大正五年六月 長編「伊澤蘭軒」の連載が始まる。
大正六年十月 「北條霞亭」の連載が始まる。

しかし、この 史傳三部作は 剰りにも難解で 新聞の一般大衆讀者には受け入れがたく 不評の爲、東京日日新聞社は 第三作「北條霞亭」の連載を 獨断で中止してしまう。

これこそが 文豪・森鷗外の眞骨頂であり、讀者に絶賛を博する朝日新聞専属作家 夏目漱石との違いである。

陸軍軍醫総監に昇進して三年目の明治四十三年三月から始めて翌年八月まで 延々一年半 雑誌「昴(すばる)」に連載した長編小説「青年」なぞは 後世 評論家から漱石の「三四郎」と對比されて 散々な評價であるが、文豪鷗外の眞髄は 自ら開拓した「史傳」にあり。
是ばかりは 後世 誰にも超される事はなかった。


この後も 松本清張の筆は 澀江抽齋、伊澤蘭軒、北條霞亭論が延々と續く。
尚、鎌倉時代にまで遡る 澀江家は 本筋は「澁江」で「澀江」家は その分かれだとある。

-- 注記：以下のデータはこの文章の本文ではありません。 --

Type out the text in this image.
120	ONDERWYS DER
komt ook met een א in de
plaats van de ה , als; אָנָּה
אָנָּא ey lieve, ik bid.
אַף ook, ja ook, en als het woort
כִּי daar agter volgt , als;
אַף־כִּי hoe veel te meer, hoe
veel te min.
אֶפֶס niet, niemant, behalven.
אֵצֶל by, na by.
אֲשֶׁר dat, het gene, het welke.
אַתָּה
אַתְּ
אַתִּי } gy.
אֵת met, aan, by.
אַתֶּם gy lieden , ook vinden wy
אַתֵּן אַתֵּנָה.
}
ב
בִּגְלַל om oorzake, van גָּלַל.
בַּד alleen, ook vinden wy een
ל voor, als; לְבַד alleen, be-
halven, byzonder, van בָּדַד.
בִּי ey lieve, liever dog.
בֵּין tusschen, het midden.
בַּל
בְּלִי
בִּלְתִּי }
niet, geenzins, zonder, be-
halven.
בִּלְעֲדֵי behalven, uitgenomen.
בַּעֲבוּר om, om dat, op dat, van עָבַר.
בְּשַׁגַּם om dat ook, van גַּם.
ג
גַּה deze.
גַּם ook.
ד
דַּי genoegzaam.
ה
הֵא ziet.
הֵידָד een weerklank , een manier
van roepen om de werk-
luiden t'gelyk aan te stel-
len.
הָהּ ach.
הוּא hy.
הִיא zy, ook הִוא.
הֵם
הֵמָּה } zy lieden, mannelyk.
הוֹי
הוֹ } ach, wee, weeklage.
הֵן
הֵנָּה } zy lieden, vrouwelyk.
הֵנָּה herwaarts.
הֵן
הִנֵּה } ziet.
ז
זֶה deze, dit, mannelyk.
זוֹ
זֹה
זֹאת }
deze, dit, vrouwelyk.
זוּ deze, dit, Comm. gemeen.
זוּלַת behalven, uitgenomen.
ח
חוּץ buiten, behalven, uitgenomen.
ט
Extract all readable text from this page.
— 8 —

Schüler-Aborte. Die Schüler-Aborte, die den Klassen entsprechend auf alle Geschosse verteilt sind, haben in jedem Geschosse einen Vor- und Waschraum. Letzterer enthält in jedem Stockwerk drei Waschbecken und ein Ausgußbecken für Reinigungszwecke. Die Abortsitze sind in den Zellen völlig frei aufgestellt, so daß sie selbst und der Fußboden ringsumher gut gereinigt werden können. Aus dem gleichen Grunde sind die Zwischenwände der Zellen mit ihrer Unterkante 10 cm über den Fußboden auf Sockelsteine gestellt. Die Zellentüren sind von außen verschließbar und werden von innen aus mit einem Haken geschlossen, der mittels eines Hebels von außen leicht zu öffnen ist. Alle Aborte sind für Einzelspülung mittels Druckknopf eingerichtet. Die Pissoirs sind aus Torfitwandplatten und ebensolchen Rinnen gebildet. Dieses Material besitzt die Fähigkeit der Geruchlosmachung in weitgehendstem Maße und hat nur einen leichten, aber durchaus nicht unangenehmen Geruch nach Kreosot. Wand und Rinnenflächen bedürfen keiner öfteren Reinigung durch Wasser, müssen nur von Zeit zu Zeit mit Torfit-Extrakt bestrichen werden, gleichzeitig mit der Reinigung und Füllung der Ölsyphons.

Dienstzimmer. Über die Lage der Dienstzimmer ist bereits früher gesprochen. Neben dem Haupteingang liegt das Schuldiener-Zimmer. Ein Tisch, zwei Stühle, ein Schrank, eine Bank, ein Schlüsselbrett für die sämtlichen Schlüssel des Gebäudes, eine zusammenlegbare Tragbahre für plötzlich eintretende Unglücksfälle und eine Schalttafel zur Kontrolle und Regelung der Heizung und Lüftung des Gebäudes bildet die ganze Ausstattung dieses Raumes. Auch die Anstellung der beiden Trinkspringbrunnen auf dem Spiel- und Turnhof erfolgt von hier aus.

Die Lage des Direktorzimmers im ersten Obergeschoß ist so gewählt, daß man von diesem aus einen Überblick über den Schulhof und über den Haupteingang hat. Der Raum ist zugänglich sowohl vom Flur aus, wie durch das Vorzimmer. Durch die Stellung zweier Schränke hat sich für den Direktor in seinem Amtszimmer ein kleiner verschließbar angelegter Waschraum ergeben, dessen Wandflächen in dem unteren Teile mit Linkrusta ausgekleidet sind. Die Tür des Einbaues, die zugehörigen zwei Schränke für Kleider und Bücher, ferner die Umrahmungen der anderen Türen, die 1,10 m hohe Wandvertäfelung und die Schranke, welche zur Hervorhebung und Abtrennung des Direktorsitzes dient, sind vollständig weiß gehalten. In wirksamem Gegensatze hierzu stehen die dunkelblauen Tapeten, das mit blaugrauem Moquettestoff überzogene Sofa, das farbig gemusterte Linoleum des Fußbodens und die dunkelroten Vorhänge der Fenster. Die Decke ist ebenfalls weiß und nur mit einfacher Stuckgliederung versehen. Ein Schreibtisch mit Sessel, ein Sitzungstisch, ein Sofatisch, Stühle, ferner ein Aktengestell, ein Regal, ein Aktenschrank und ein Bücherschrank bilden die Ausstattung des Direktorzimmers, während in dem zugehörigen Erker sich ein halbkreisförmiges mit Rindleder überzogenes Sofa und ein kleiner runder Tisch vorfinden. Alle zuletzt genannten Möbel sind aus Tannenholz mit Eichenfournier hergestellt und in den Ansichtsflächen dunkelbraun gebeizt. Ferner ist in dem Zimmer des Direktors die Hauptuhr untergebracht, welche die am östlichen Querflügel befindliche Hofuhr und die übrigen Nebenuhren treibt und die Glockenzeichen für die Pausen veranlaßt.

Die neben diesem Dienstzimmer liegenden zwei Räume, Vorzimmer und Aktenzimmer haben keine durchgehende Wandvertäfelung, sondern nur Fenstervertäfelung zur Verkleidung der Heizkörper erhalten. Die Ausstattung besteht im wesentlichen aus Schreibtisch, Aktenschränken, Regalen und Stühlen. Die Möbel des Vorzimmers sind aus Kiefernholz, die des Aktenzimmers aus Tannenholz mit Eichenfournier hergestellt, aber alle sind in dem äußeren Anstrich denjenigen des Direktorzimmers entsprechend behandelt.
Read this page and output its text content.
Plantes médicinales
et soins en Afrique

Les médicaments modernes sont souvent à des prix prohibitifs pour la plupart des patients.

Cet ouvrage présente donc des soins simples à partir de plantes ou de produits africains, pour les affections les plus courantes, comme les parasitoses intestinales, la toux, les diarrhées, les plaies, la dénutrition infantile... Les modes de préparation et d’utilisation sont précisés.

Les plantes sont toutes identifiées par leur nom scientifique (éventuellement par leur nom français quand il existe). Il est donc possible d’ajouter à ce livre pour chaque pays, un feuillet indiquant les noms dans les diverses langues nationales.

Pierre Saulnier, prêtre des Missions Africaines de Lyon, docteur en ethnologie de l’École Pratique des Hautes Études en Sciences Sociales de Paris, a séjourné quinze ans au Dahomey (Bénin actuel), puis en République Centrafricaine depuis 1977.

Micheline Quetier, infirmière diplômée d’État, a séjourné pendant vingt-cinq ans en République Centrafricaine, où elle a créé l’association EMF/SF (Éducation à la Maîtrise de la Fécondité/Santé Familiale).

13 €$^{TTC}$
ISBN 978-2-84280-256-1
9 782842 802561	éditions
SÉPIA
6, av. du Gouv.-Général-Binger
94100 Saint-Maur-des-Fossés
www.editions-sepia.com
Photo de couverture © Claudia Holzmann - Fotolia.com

『両像・森鷗外』  松本清張  文藝春秋社 一九九四年十一月二十日 初版第一刷

2022/08/19 初稿
追  記;



一時期 江藤淳に凝ったものである。 斷捨離の殘滓が 書棚に今でも眠ってゐる。
今回改めて江藤淳の經歴を調べてみて、夫婦の近隣での評判を含めて 矢張り一般人ではない人柄が浮かび上がる。  英文科出身では 漢籍の素養は押して知るべし。